We are at war. People forget this easily now-a-days. People will act as if it is such a mystery that oil and gas prices have gone up dramatically since the war, yet fail to realize the obvious. There are people, terrorist, jihadists, call 'em what you will, who want to cause harm to America one way or another. Probably, they are being financed by the Russians, but that is a different matter.

Can anyone think that after what happened on 9/11 that the US government would not resolve to torture?

posted on Dec, 2 2006 @ 09:26 PM
Been like that since the days of Lincoln.

Every US President since Lincoln has claimed his 'authority' for these Executive Orders on Article II, Section 2 of the U.S. Constitution:

"The President shall be commander in chief of the Army and Navy of the United States, and of the militia of the several states, when called into the actual service of the United States; … He shall have power, by and with the advice and consent of the Senate, to make treaties, provided two thirds of the Senators present concur; and he shall nominate, and by and with the advice and consent of the Senate, shall appoint ambassadors, other public ministers and consuls, judges of the Supreme Court, and all other officers of the United States, whose appointments are not herein otherwise provided for, and which shall be established by law: but the Congress may by law vest the appointment of such inferior officers, as they think proper, in the President alone, in the courts of law, or in the heads of departments."

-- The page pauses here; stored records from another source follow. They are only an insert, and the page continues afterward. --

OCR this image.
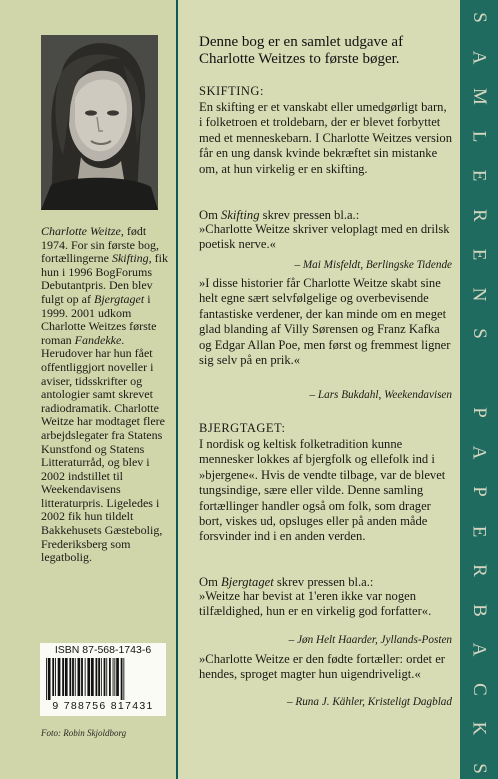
Charlotte Weitze, født 1974. For sin første bog, fortællingerne Skifting, fik hun i 1996 BogForums Debutantpris. Den blev fulgt op af Bjergtaget i 1999. 2001 udkom Charlotte Weitzes første roman Fandekke. Herudover har hun fået offentliggjort noveller i aviser, tidsskrifter og antologier samt skrevet radiodramatik. Charlotte Weitze har modtaget flere arbejdslegater fra Statens Kunstfond og Statens Litteraturråd, og blev i 2002 indstillet til Weekendavisens litteraturpris. Ligeledes i 2002 fik hun tildelt Bakkehusets Gæstebolig, Frederiksberg som legatbolig.

ISBN 87-568-1743-6
9 788756 817431
Foto: Robin Skjoldborg
S
A
M
L
E
R
E
N
S
P
A
P
E
R
B
A
C
K
S

Denne bog er en samlet udgave af Charlotte Weitzes to første bøger.

SKIFTING:

En skifting er et vanskabt eller umedgørligt barn, i folketroen et troldebarn, der er blevet forbyttet med et menneskebarn. I Charlotte Weitzes version får en ung dansk kvinde bekræftet sin mistanke om, at hun virkelig er en skifting.

Om Skifting skrev pressen bl.a.:

»Charlotte Weitze skriver veloplagt med en drilsk poetisk nerve.«

– Mai Misfeldt, Berlingske Tidende

»I disse historier får Charlotte Weitze skabt sine helt egne sært selvfølgelige og overbevisende fantastiske verdener, der kan minde om en meget glad blanding af Villy Sørensen og Franz Kafka og Edgar Allan Poe, men først og fremmest ligner sig selv på en prik.«

– Lars Bukdahl, Weekendavisen

BJERGTAGET:

I nordisk og keltisk folketradition kunne mennesker lokkes af bjergfolk og ellefolk ind i »bjergene«. Hvis de vendte tilbage, var de blevet tungsindige, sære eller vilde. Denne samling fortællinger handler også om folk, som drager bort, viskes ud, opsluges eller på anden måde forsvinder ind i en anden verden.

Om Bjergtaget skrev pressen bl.a.:

»Weitze har bevist at 1'eren ikke var nogen tilfældighed, hun er en virkelig god forfatter«.

– Jøn Helt Haarder, Jyllands-Posten

»Charlotte Weitze er den fødte fortæller: ordet er hendes, sproget magter hun uigendriveligt.«

– Runa J. Kähler, Kristeligt Dagblad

In reality, the Congress is completely by-passed. Since the Senate was convened in April, 1861 by Presidential Executive Order No. 2, (not by lawful constitutional due process), there is no United States Congress. The current “Senate” and “House” are, like everything, “colorable” (“color of Senate”) under the direct authority of the Executive Office of the President. The President legally needs neither the consent nor a vote from the Senate simply because the Senate's legal authority to meet exists only by Executive Order. Ambassadors, public ministers, consuls, Federal judges, and all officers of the UNITED STATES are appointed by, and under authority of, the Executive Office of the President.

From Memorandum of Law on the Name, quiete a bit down, but a very interesting piece to read, about legal fiction, legal versus lawful, the spelling of names in all CAPs.